Marito e moglie si separano. Alla donna viene riconosciuto un assegno inferiore alle sue aspettative, ma la Cassazione ritiene l’ammontare congruo alla luce del tenore di vita coniugale e del divario dei redditi.
Il marito lavorava per l’Alitalia e, collocato a riposo, aveva ottenuto Euro45.000,00 atitolo di T.F.R., percepiva una pensione annua di Euro 36.053,00, non possedeva immobili, corrispondeva un canone di locazione per l’abitazione, aveva acquistato un villino, di proprietà della famiglia della moglie, con riserva di usufrutto per la moglie stessa e la madre, che aveva intestato alla figlia, e di cui pagava le rate del mutuo. La moglie, di contro, non lavorava, non percepiva redditi, ma non sosteneva neppure spese abitative, vivendo nella casa acquistata dall’uomo.

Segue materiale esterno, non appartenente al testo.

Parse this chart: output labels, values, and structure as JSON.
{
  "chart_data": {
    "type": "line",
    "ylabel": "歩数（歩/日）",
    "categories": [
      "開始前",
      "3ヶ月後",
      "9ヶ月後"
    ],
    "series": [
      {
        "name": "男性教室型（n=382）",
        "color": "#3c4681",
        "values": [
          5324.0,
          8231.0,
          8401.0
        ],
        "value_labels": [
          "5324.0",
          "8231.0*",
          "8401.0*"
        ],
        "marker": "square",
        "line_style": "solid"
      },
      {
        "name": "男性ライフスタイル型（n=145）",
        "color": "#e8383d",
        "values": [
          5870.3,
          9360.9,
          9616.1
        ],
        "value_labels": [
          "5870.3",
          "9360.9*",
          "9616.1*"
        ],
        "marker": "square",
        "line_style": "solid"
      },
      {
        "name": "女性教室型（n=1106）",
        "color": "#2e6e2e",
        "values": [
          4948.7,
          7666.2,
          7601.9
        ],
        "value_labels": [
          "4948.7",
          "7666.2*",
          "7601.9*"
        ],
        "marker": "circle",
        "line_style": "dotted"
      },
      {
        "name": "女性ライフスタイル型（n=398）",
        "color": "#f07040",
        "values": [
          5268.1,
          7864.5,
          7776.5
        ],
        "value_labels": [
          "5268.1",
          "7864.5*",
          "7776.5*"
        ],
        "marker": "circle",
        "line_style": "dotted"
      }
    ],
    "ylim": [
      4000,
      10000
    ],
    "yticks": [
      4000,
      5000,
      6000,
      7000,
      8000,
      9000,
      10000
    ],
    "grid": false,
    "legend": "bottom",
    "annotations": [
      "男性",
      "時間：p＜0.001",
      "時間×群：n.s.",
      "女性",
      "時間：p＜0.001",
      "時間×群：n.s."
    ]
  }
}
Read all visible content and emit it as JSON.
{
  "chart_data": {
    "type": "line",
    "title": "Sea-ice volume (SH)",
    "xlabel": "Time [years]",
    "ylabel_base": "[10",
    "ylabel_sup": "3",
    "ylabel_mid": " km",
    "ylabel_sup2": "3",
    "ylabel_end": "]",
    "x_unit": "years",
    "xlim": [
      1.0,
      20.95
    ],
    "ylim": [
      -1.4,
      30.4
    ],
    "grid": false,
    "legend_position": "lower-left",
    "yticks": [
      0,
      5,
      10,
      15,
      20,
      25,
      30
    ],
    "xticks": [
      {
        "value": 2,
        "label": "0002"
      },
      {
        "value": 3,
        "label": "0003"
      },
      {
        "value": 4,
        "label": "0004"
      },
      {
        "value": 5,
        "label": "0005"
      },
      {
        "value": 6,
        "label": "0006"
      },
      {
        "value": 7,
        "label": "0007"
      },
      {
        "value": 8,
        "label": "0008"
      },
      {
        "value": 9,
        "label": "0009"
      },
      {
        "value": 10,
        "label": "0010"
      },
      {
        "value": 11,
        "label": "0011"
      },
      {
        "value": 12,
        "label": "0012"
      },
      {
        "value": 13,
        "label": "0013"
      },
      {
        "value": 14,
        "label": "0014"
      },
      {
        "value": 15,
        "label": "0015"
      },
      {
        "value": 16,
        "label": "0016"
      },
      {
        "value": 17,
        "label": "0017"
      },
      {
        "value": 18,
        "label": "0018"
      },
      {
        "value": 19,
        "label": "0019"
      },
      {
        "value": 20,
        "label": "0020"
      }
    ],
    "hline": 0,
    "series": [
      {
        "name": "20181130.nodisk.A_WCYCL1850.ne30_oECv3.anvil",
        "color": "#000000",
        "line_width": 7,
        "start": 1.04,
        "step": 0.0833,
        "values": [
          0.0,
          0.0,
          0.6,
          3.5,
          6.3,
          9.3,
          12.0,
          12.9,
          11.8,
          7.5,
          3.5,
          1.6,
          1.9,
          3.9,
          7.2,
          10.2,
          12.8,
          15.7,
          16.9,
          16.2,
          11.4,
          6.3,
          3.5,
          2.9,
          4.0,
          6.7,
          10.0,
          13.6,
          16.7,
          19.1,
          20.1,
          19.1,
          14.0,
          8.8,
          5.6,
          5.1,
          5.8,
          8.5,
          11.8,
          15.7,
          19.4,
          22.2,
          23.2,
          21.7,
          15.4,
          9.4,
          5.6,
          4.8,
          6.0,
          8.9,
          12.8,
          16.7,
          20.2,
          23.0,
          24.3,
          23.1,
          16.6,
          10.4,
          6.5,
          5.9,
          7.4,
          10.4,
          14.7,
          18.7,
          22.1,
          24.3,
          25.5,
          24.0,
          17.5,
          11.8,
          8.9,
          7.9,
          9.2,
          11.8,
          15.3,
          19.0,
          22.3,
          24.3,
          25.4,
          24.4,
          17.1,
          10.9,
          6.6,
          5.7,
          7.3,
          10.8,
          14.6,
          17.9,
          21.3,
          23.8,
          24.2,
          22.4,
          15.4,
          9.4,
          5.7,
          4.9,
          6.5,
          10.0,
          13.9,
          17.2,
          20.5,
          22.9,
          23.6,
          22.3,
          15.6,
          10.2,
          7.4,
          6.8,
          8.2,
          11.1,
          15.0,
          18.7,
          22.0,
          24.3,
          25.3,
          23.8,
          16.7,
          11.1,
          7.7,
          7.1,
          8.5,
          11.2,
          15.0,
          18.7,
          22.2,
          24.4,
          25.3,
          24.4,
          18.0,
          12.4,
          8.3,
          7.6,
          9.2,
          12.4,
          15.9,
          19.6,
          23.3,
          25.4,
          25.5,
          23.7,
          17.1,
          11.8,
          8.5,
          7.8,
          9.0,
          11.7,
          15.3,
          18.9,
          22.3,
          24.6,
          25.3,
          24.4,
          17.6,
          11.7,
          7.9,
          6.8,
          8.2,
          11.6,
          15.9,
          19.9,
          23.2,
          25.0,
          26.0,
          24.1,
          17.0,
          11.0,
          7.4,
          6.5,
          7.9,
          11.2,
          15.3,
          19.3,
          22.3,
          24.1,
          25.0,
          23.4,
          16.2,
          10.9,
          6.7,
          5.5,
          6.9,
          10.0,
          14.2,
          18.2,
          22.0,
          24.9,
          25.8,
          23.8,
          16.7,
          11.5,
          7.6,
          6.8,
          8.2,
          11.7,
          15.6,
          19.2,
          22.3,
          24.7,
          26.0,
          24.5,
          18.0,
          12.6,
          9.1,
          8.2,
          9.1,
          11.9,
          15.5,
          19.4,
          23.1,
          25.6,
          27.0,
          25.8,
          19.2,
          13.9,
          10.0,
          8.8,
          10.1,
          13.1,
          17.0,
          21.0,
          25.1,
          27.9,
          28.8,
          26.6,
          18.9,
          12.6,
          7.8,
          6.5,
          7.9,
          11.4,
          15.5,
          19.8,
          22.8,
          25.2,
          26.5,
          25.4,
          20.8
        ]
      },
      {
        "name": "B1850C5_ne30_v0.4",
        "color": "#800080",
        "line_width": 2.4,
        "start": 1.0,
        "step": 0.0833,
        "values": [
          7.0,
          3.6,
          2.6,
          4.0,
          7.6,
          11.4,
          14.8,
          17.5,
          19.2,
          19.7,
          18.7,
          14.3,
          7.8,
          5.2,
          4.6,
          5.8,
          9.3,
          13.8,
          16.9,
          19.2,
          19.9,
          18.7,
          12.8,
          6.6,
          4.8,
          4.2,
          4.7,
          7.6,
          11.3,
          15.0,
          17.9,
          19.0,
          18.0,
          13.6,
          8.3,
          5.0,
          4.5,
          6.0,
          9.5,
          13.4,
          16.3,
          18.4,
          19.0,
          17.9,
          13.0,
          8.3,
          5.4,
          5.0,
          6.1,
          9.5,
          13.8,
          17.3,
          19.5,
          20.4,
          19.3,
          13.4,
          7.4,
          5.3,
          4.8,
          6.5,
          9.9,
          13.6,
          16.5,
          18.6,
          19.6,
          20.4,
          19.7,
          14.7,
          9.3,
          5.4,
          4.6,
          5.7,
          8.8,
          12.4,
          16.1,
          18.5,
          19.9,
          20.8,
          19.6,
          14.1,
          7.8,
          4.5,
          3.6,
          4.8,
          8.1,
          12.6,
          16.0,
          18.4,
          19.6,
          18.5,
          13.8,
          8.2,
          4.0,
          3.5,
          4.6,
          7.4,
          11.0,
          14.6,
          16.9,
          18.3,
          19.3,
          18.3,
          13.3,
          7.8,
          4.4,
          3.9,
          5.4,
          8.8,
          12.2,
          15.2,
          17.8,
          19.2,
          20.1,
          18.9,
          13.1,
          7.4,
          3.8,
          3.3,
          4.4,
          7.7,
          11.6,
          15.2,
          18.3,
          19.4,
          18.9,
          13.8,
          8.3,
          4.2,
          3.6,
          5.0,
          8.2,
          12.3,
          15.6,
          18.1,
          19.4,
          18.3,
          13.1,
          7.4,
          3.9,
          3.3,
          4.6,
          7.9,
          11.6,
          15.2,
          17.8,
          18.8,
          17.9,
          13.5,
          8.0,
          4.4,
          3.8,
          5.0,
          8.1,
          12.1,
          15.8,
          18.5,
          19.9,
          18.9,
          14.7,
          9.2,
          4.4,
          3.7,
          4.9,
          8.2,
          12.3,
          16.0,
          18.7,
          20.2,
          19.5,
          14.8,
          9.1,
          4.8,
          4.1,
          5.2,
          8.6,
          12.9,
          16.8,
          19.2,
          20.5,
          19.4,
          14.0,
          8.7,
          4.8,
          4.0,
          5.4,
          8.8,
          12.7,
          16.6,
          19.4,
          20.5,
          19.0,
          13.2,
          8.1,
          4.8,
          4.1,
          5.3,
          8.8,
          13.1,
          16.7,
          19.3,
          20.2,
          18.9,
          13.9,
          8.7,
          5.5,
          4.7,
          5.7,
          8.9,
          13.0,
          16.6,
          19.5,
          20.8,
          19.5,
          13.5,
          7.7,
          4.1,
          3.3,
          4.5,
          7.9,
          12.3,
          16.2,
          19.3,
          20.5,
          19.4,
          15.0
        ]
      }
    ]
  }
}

La Corte di Cassazione, con la sentenza 23734/2012, conferma il proprio costante orientamento, cioè che l’assegno di separazione deve tendere a ricostituire il tenore di vita goduto dal coniuge durante il matrimonio: indice di tale tenore di vita può essere il divario reddituale attuale tra i coniugi. Ribadisce poi che le questioni di fatto non sono valutabili in Cassazione, che può essere investita solo su questioni di diritto.
Nel caso di specie, gli Ermellini ritengono che i Giudici di merito, nel diminuire l’assegno da 900 a 600 euro mensili, avessero attentamente valutato tutti gli elementi necessari al fine di determinare il diritto della donna all’assegno di mantenimento e la quantificazione dell’ammontare.
Ricorso della moglie rigettato, compensate le spese di causa.